Alih fungsi lahan menjadi pertanian juga diperparah teknik penanaman yang tidak tepat. Menurut Siti, banyak tanaman perkebunan di lereng gunung ditutupi plastik.

“Kalau sudah ditutup seperti itu, seratus persen air akan mengalir ke bawah.

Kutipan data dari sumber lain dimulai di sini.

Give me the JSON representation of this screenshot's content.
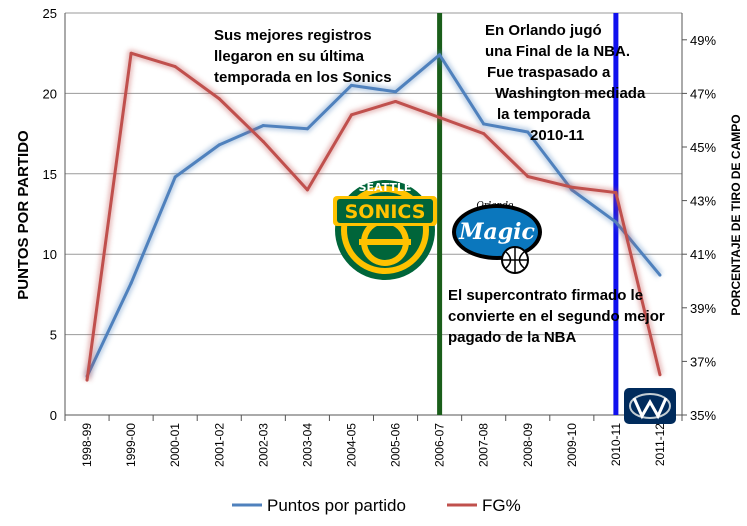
{
  "chart_data": {
    "type": "line",
    "categories": [
      "1998-99",
      "1999-00",
      "2000-01",
      "2001-02",
      "2002-03",
      "2003-04",
      "2004-05",
      "2005-06",
      "2006-07",
      "2007-08",
      "2008-09",
      "2009-10",
      "2010-11",
      "2011-12"
    ],
    "series": [
      {
        "name": "Puntos por partido",
        "axis": "left",
        "color": "#4f81bd",
        "values": [
          2.4,
          8.2,
          14.8,
          16.8,
          18.0,
          17.8,
          20.5,
          20.1,
          22.4,
          18.1,
          17.6,
          14.0,
          12.0,
          8.7
        ]
      },
      {
        "name": "FG%",
        "axis": "right",
        "color": "#c0504d",
        "values": [
          36.3,
          48.5,
          48.0,
          46.8,
          45.2,
          43.4,
          46.2,
          46.7,
          46.1,
          45.5,
          43.9,
          43.5,
          43.3,
          36.5
        ]
      }
    ],
    "ylabel": "PUNTOS POR PARTIDO",
    "y2label": "PORCENTAJE DE TIRO DE CAMPO",
    "ylim": [
      0,
      25
    ],
    "yticks": [
      "0",
      "5",
      "10",
      "15",
      "20",
      "25"
    ],
    "y2lim": [
      35,
      50
    ],
    "y2ticks": [
      "35%",
      "37%",
      "39%",
      "41%",
      "43%",
      "45%",
      "47%",
      "49%"
    ],
    "grid": "horizontal",
    "legend_position": "bottom",
    "vlines": [
      {
        "category": "2006-07",
        "color": "#1a5e1a"
      },
      {
        "category": "2010-11",
        "color": "#1010ee"
      }
    ],
    "annotations": [
      {
        "lines": [
          "Sus mejores registros",
          "llegaron en su última",
          "temporada en los Sonics"
        ]
      },
      {
        "lines": [
          "En Orlando jugó",
          "una Final de la NBA.",
          "Fue traspasado a",
          "Washington mediada",
          "la temporada",
          "2010-11"
        ]
      },
      {
        "lines": [
          "El supercontrato firmado le",
          "convierte en el segundo mejor",
          "pagado de la NBA"
        ]
      }
    ],
    "logos": [
      {
        "team": "Seattle SuperSonics",
        "text": [
          "SEATTLE",
          "SONICS"
        ],
        "colors": [
          "#00653a",
          "#ffc200"
        ]
      },
      {
        "team": "Orlando Magic",
        "text": [
          "Orlando",
          "Magic"
        ],
        "colors": [
          "#0b77bd",
          "#000000"
        ]
      },
      {
        "team": "Washington Wizards",
        "text": [],
        "colors": [
          "#002b5c",
          "#c4ced4"
        ]
      }
    ]
  }
}
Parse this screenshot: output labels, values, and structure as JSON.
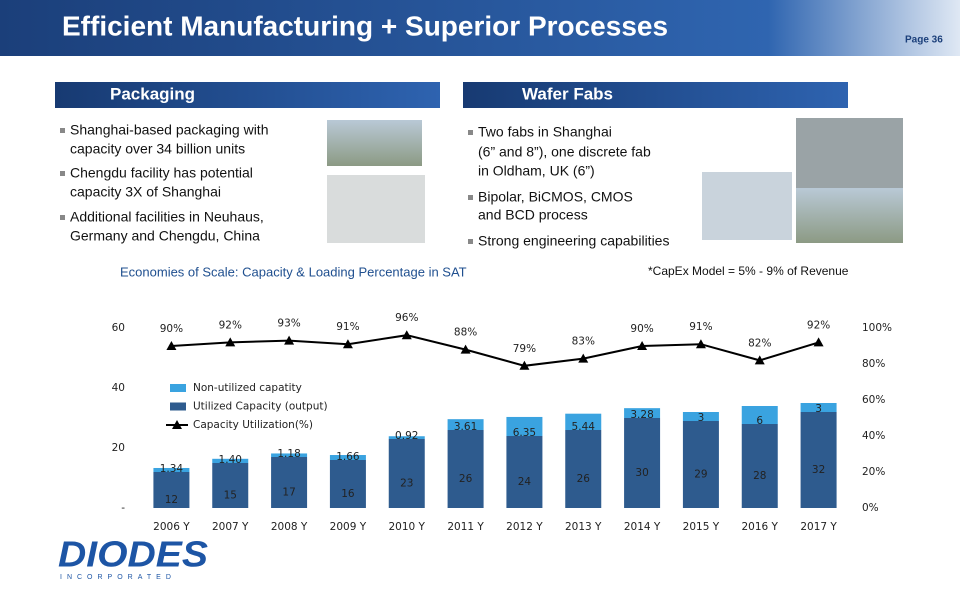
{
  "header": {
    "title": "Efficient Manufacturing + Superior Processes",
    "page": "Page 36"
  },
  "sections": [
    {
      "title": "Packaging",
      "bullets": [
        [
          "Shanghai-based packaging with",
          "capacity over 34 billion units"
        ],
        [
          "Chengdu facility has potential",
          "capacity 3X of Shanghai"
        ],
        [
          "Additional facilities in Neuhaus,",
          "Germany and Chengdu, China"
        ]
      ]
    },
    {
      "title": "Wafer Fabs",
      "bullets": [
        [
          "Two fabs in Shanghai",
          "(6” and 8”), one discrete fab",
          "in Oldham, UK (6”)"
        ],
        [
          "Bipolar, BiCMOS, CMOS",
          "and BCD process"
        ],
        [
          "Strong engineering capabilities"
        ]
      ]
    }
  ],
  "note": "*CapEx Model = 5% - 9% of Revenue",
  "logo": {
    "name": "DIODES",
    "tagline": "INCORPORATED"
  },
  "chart_data": {
    "type": "bar",
    "stacked": true,
    "title": "Economies of Scale: Capacity & Loading Percentage in SAT",
    "categories": [
      "2006 Y",
      "2007 Y",
      "2008 Y",
      "2009 Y",
      "2010 Y",
      "2011 Y",
      "2012 Y",
      "2013 Y",
      "2014 Y",
      "2015 Y",
      "2016 Y",
      "2017 Y"
    ],
    "series": [
      {
        "name": "Utilized Capacity (output)",
        "color": "#2e5b8e",
        "values": [
          12,
          15,
          17,
          16,
          23,
          26,
          24,
          26,
          30,
          29,
          28,
          32
        ]
      },
      {
        "name": "Non-utilized capatity",
        "color": "#3aa3e0",
        "values": [
          1.34,
          1.4,
          1.18,
          1.66,
          0.92,
          3.61,
          6.35,
          5.44,
          3.28,
          3,
          6,
          3
        ],
        "value_labels": [
          "1.34",
          "1.40",
          "1.18",
          "1.66",
          "0.92",
          "3.61",
          "6.35",
          "5.44",
          "3.28",
          "3",
          "6",
          "3"
        ]
      },
      {
        "name": "Capacity Utilization(%)",
        "type": "line",
        "axis": "y2",
        "color": "#000000",
        "values": [
          90,
          92,
          93,
          91,
          96,
          88,
          79,
          83,
          90,
          91,
          82,
          92
        ],
        "value_labels": [
          "90%",
          "92%",
          "93%",
          "91%",
          "96%",
          "88%",
          "79%",
          "83%",
          "90%",
          "91%",
          "82%",
          "92%"
        ]
      }
    ],
    "ylim": [
      0,
      60
    ],
    "yticks": [
      {
        "value": 0,
        "label": "-"
      },
      20,
      40,
      60
    ],
    "y2lim": [
      0,
      100
    ],
    "y2ticks": [
      {
        "value": 0,
        "label": "0%"
      },
      {
        "value": 20,
        "label": "20%"
      },
      {
        "value": 40,
        "label": "40%"
      },
      {
        "value": 60,
        "label": "60%"
      },
      {
        "value": 80,
        "label": "80%"
      },
      {
        "value": 100,
        "label": "100%"
      }
    ]
  }
}
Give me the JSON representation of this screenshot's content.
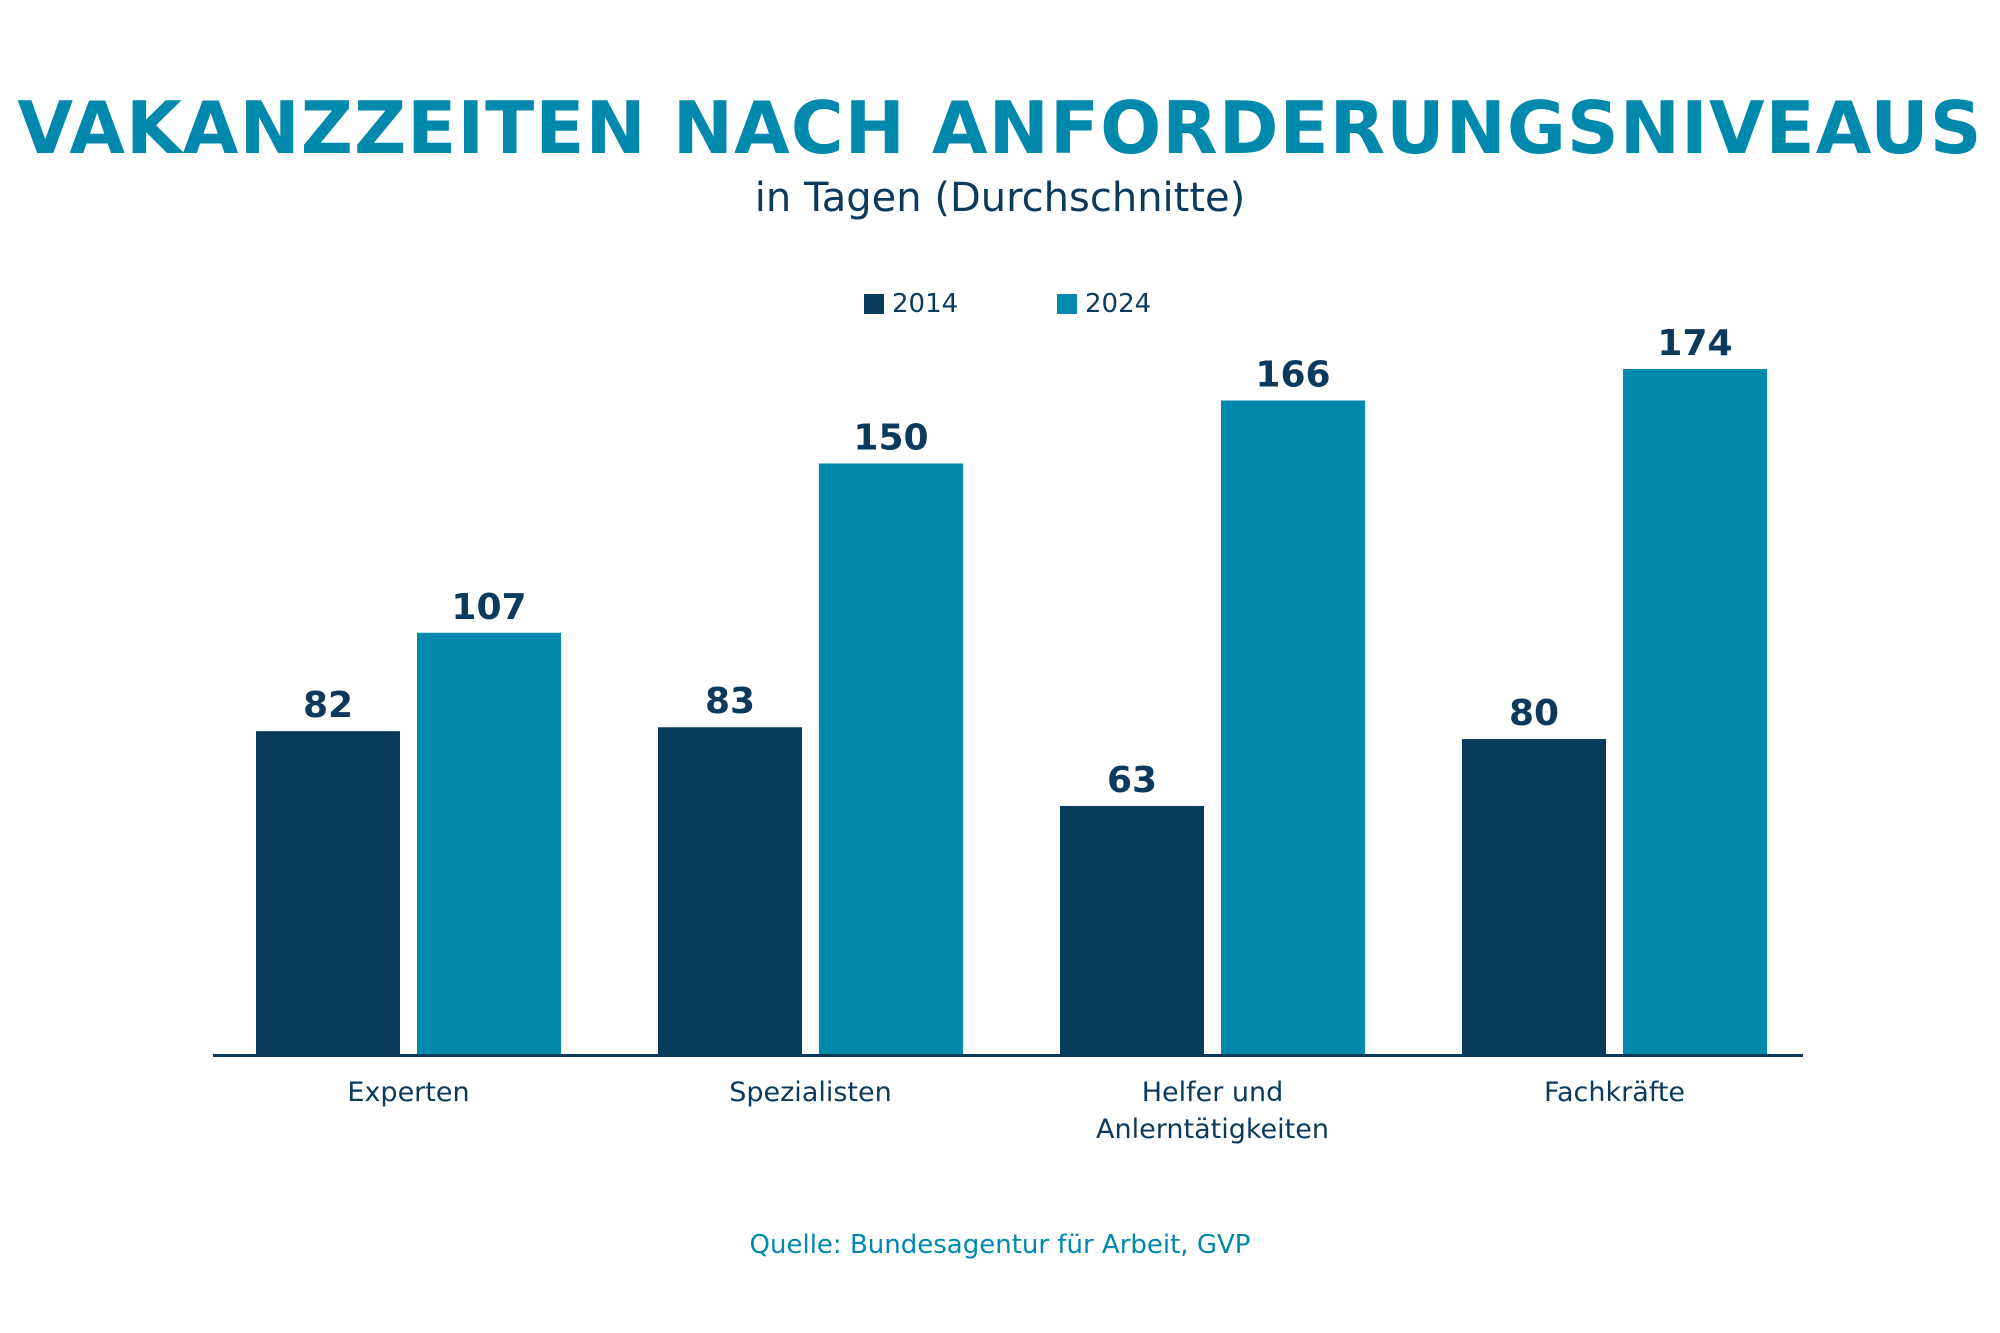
{
  "title": "VAKANZZEITEN NACH ANFORDERUNGSNIVEAUS",
  "subtitle": "in Tagen (Durchschnitte)",
  "source": "Quelle: Bundesagentur für Arbeit, GVP",
  "colors": {
    "series_2014": "#073b5c",
    "series_2024": "#0089ad",
    "axis": "#0c3a5c",
    "title": "#0089ad",
    "text": "#0c3a5c"
  },
  "chart_data": {
    "type": "bar",
    "title": "VAKANZZEITEN NACH ANFORDERUNGSNIVEAUS",
    "subtitle": "in Tagen (Durchschnitte)",
    "categories": [
      [
        "Experten"
      ],
      [
        "Spezialisten"
      ],
      [
        "Helfer und",
        "Anlerntätigkeiten"
      ],
      [
        "Fachkräfte"
      ]
    ],
    "series": [
      {
        "name": "2014",
        "values": [
          82,
          83,
          63,
          80
        ]
      },
      {
        "name": "2024",
        "values": [
          107,
          150,
          166,
          174
        ]
      }
    ],
    "xlabel": "",
    "ylabel": "",
    "ylim": [
      0,
      174
    ],
    "grid": false,
    "legend": "top-center",
    "data_labels": true
  }
}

Berarti akan terjadi longsor dan banjir besar di bawahnya,” kata Siti.

Direktur Jenderal Pengelolaan Daerah Aliran Sungai dan Hutan Lindung KLHK Hilman Nugroho mengatakan, kondisi kawasan hulu daerah aliran sungai (DAS) yang marak areal pertanian lahan kering (hortikultura) sayuran menambah besar potensi air limpasan permukaan ketika hujan.

Hal ini, kata Hilman, menjadi salah satu faktor daerah rawan akan banjir dan longsor.

Cara mengurangi potensi banjir dan longsor, kata Hilman, salah satunya dengan menambah tutupan pohon pada lereng gunung di hulu sungai. Khususnya pada lahan yang berada pada topografi sangat curam.

“Selain itu, kegiatan pembalakan liar dan galian juga memperburuk kondisi hulu DAS,” kata Hilman.